Lola’s POV: Choose Your Tribe Wisely


TRIBE: A group of friends that becomes your family.
The people that will be there for you no matter what and who you’re guaranteed to have a good time with. Although people may not understand how close they are and their relationships with each other, it doesn’t matter because they all appreciate it and love each other.

Remember when I talked about not having any drama for my senior year? I thought wrong. Of course, my involvement in these sorts of issues is minimal, but it has shed a lot of light on my personal life as well. There’s something about friends arguing that brings chills down my spine. Mostly because, to a certain degree, it scares me that those who were once very close to you have all the power to hurt you. My tight group of friends, or tribe, are those that I know won’t fail me because they’ve proven their spot in our group of loyal companions.

Since pre-school, we’re taught that we need to be friends with all the other kids around us because we happen to be in the same place at the same time. The whole “being friends with everyone” thing grows out of fashion as we grow older. We come to notice that while we may have similarities with other people and we might coincide during class hours, we don’t have to be friends with everyone. The meaning of friendship is often distorted in the process of growth, and we tend to believe that we need to categorize on a scale that reads “friends or not friends,” instead of finding other words that define our relationship. We can have colleagues, co-workers, acquaintances, and classmates—but we’re not all friends.

So then, what defines a tribe? Although some might say my intimate friends and I are like sisters, or brothers for that matter, we’ve found that sometimes our differences have brought us even closer than our similarities. My friends are foreign, athletes, movie geeks, bookworms, straight, gay, lesbian, actors, and most of all, massive party animals. I can assure you that I will never be an athlete, and I watch movies to enjoy them, not critique them; but I learn, and they learn, and we become empathetic towards the things we love as individuals, together. We’ve seen each other at our worst, we’ve argued about how Leo DiCaprio did not deserve that Oscar, but at the end of the day, what matters is that we’ve got each other’s backs. Choosing your tribe isn’t finding someone who likes your same genre of music, it’s the people that genuinely celebrate your triumphs and the first that you run to when you’ve had a tough day. They’re not the ones that will speak behind your back, but the ones to tell you what they need to say to your face.

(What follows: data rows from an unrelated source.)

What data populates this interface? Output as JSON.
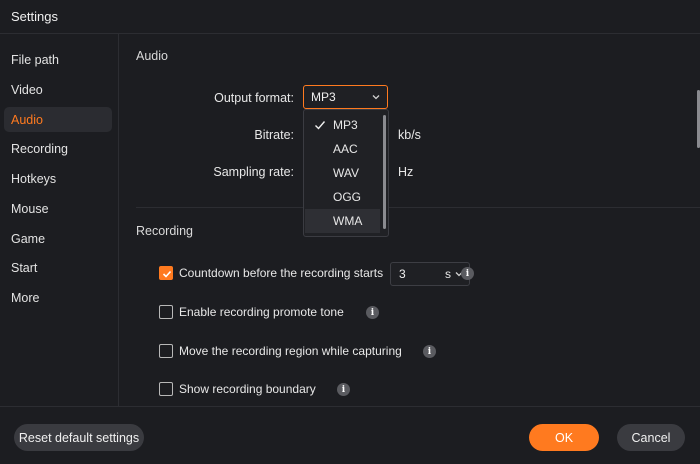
{
  "window": {
    "title": "Settings"
  },
  "sidebar": {
    "items": [
      {
        "label": "File path"
      },
      {
        "label": "Video"
      },
      {
        "label": "Audio",
        "active": true
      },
      {
        "label": "Recording"
      },
      {
        "label": "Hotkeys"
      },
      {
        "label": "Mouse"
      },
      {
        "label": "Game"
      },
      {
        "label": "Start"
      },
      {
        "label": "More"
      }
    ]
  },
  "audio": {
    "section_title": "Audio",
    "output_format_label": "Output format:",
    "output_format_value": "MP3",
    "bitrate_label": "Bitrate:",
    "bitrate_unit": "kb/s",
    "sampling_rate_label": "Sampling rate:",
    "sampling_rate_unit": "Hz",
    "dropdown_options": [
      "MP3",
      "AAC",
      "WAV",
      "OGG",
      "WMA"
    ],
    "dropdown_selected": "MP3",
    "dropdown_hovered": "WMA"
  },
  "recording": {
    "section_title": "Recording",
    "countdown": {
      "label": "Countdown before the recording starts",
      "checked": true,
      "value": "3",
      "unit": "s"
    },
    "promote_tone": {
      "label": "Enable recording promote tone",
      "checked": false
    },
    "move_region": {
      "label": "Move the recording region while capturing",
      "checked": false
    },
    "show_boundary": {
      "label": "Show recording boundary",
      "checked": false
    }
  },
  "info_glyph": "i",
  "footer": {
    "reset_label": "Reset default settings",
    "ok_label": "OK",
    "cancel_label": "Cancel"
  },
  "colors": {
    "accent": "#ff7a1f",
    "background": "#1c1d21",
    "button": "#3a3b40"
  }
}
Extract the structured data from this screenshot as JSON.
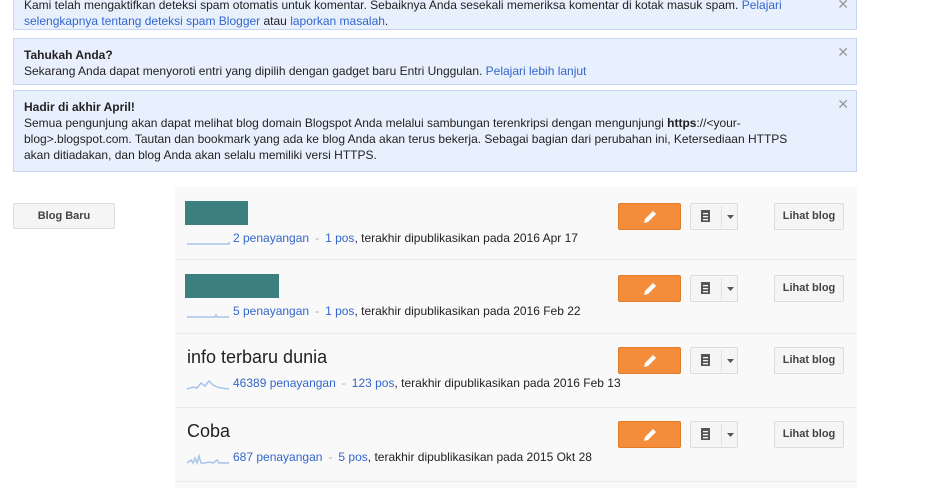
{
  "notices": [
    {
      "title": "",
      "body_a": "Kami telah mengaktifkan deteksi spam otomatis untuk komentar. Sebaiknya Anda sesekali memeriksa komentar di kotak masuk spam. ",
      "link1": "Pelajari selengkapnya tentang deteksi spam Blogger",
      "body_b": " atau ",
      "link2": "laporkan masalah",
      "body_c": "."
    },
    {
      "title": "Tahukah Anda?",
      "body_a": "Sekarang Anda dapat menyoroti entri yang dipilih dengan gadget baru Entri Unggulan. ",
      "link1": "Pelajari lebih lanjut"
    },
    {
      "title": "Hadir di akhir April!",
      "body_a": "Semua pengunjung akan dapat melihat blog domain Blogspot Anda melalui sambungan terenkripsi dengan mengunjungi ",
      "strong": "https",
      "body_b": "://<your-blog>.blogspot.com. Tautan dan bookmark yang ada ke blog Anda akan terus bekerja. Sebagai bagian dari perubahan ini, Ketersediaan HTTPS akan ditiadakan, dan blog Anda akan selalu memiliki versi HTTPS."
    }
  ],
  "close_glyph": "✕",
  "new_blog_label": "Blog Baru",
  "view_blog_label": "Lihat blog",
  "blogs": [
    {
      "name": "",
      "views": "2 penayangan",
      "posts": "1 pos",
      "published": ", terakhir dipublikasikan pada 2016 Apr 17"
    },
    {
      "name": "",
      "views": "5 penayangan",
      "posts": "1 pos",
      "published": ", terakhir dipublikasikan pada 2016 Feb 22"
    },
    {
      "name": "info terbaru dunia",
      "views": "46389 penayangan",
      "posts": "123 pos",
      "published": ", terakhir dipublikasikan pada 2016 Feb 13"
    },
    {
      "name": "Coba",
      "views": "687 penayangan",
      "posts": "5 pos",
      "published": ", terakhir dipublikasikan pada 2015 Okt 28"
    }
  ],
  "separator": "-",
  "colors": {
    "edit": "#f48d3b",
    "link": "#3366cc",
    "notice_bg": "#e8f0fe",
    "redacted": "#3c7f7f"
  }
}
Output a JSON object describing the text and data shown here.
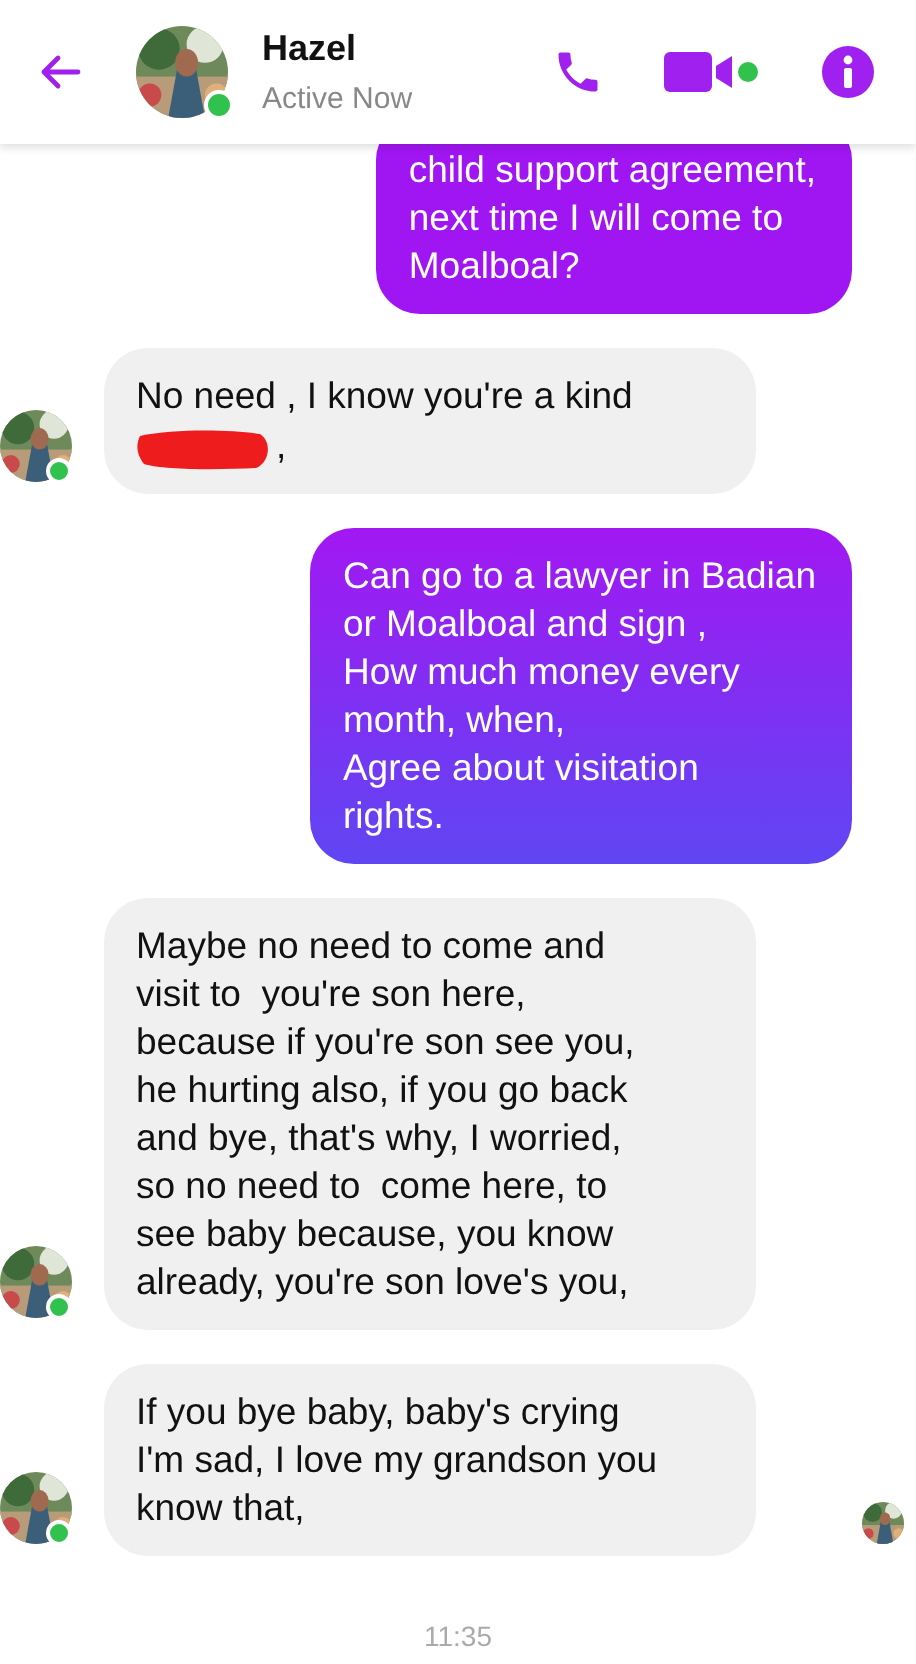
{
  "header": {
    "name": "Hazel",
    "status": "Active Now",
    "online": true,
    "video_active": true
  },
  "messages": [
    {
      "kind": "sent",
      "text": "child support agreement,\nnext time I will come to\nMoalboal?",
      "clipped": true
    },
    {
      "kind": "received",
      "text": "No need , I know you're a kind",
      "redaction": true,
      "after_redaction": ",",
      "avatar": true,
      "online": true
    },
    {
      "kind": "sent",
      "text": "Can go to a lawyer in Badian\nor Moalboal and sign ,\nHow much money every\nmonth, when,\nAgree about visitation\nrights."
    },
    {
      "kind": "received",
      "text": "Maybe no need to come and\nvisit to  you're son here,\nbecause if you're son see you,\nhe hurting also, if you go back\nand bye, that's why, I worried,\nso no need to  come here, to\nsee baby because, you know\nalready, you're son love's you,",
      "avatar": true,
      "online": true
    },
    {
      "kind": "received",
      "text": "If you bye baby, baby's crying\nI'm sad, I love my grandson you\nknow that,",
      "avatar": true,
      "online": true,
      "seen": true
    }
  ],
  "time": "11:35"
}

I’ve always been a people pleaser, to an extent. I try to get along with everyone I meet, and that won’t change. What has changed is my lack of desire in trusting others who I know aren’t genuine, and my “black or white labeling” of friends or best friends. There’s a whole lot of shades of gray (more than 50 I’m sure), and if you look closely, you will quickly see the difference between your acquaintances, your close friends, and your tribe.